Abstract

Land‐sea thermal forcing of the coastal wind near Lima, Peru, is examined as a mechanism to explain the observed wind variability there, in particular the similarity between monthly anomalies of sea surface temperature and wind speeds on the interannual time scales typical of El Niño occurrences. Aerological and surface meteorological observations from Peru coastal sites are analyzed for two time scales: over 15–20 year periods (1958–1977) for monthly averaged data and over a year (1976–1977) for daily data.

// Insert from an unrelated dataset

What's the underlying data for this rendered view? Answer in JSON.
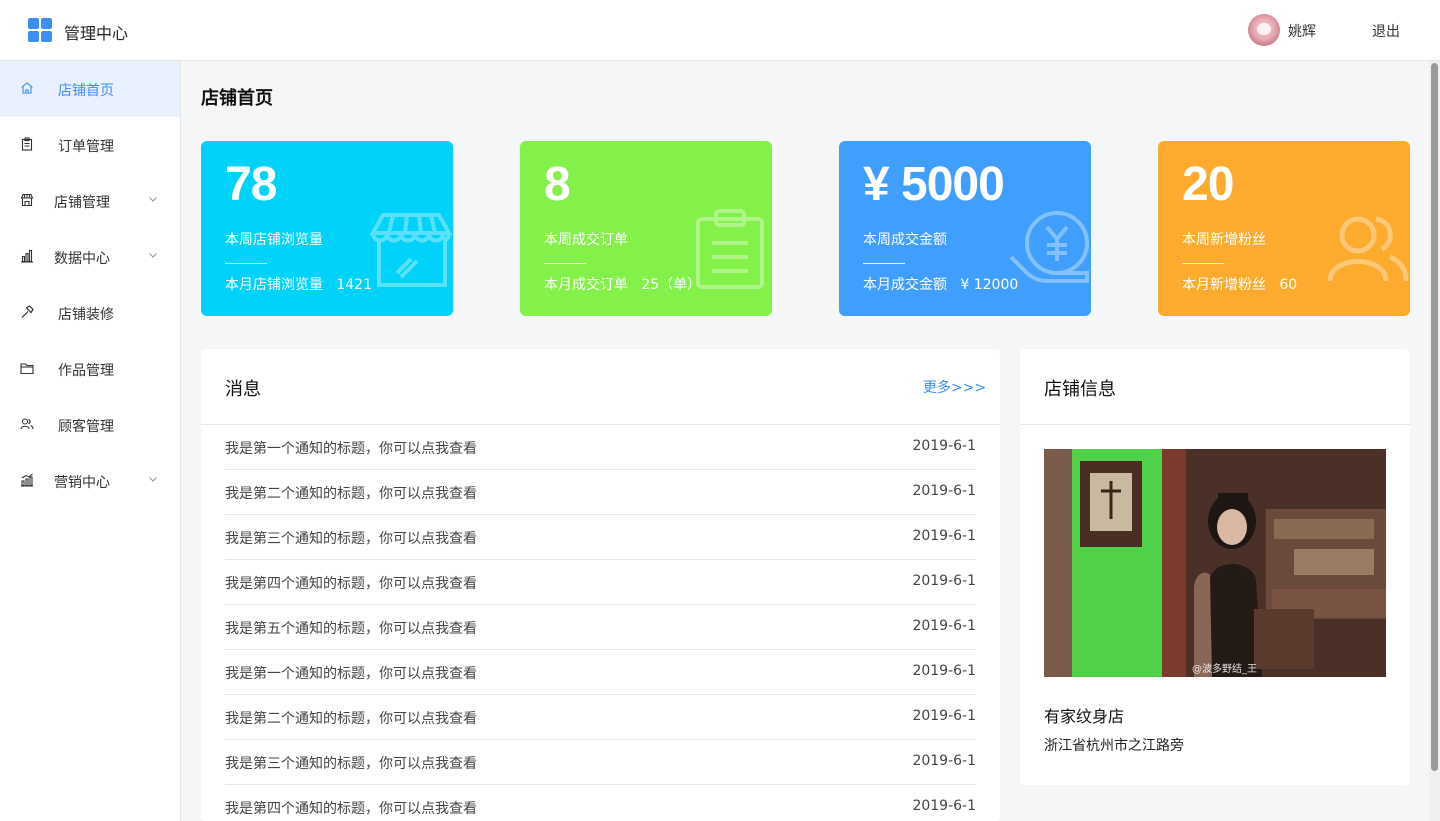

Wind profile characteristics and annual cycles, and their relation to the cross‐coastal temperature gradient are qualitatively and quantitatively consistent with the thermally forced boundary‐layer model proposed by Lettau (1978) to explain the Peru coastal wind. The cross‐coastal air temperature difference between Lima and Callao explained 55% of the variance in the surface wind speeds at Lima during 1976–1977. The mean annual cycles of the surface wind at Lima and other Peru coastal locations are in phase with the annual solar heating cycle where the seasonality of low cloudiness is large but with the annual cycle of the southeast trade circulation where it is not. This suggests that insolation over the desert is the principal source of thermal forcing variability. During El Niño periods the alongshore wind and the crosscoastal circulation above Lima intensify, in conjunction with anomalously warm sea surface temperatures. The planetary boundary layer is destabilized, and the base of the winter inversion is eroded upward. The observations are consistent with a reduction of desert cloudiness during El Niño events owing to air‐sea exchange and a consequent increase in the thermal forcing of the wind.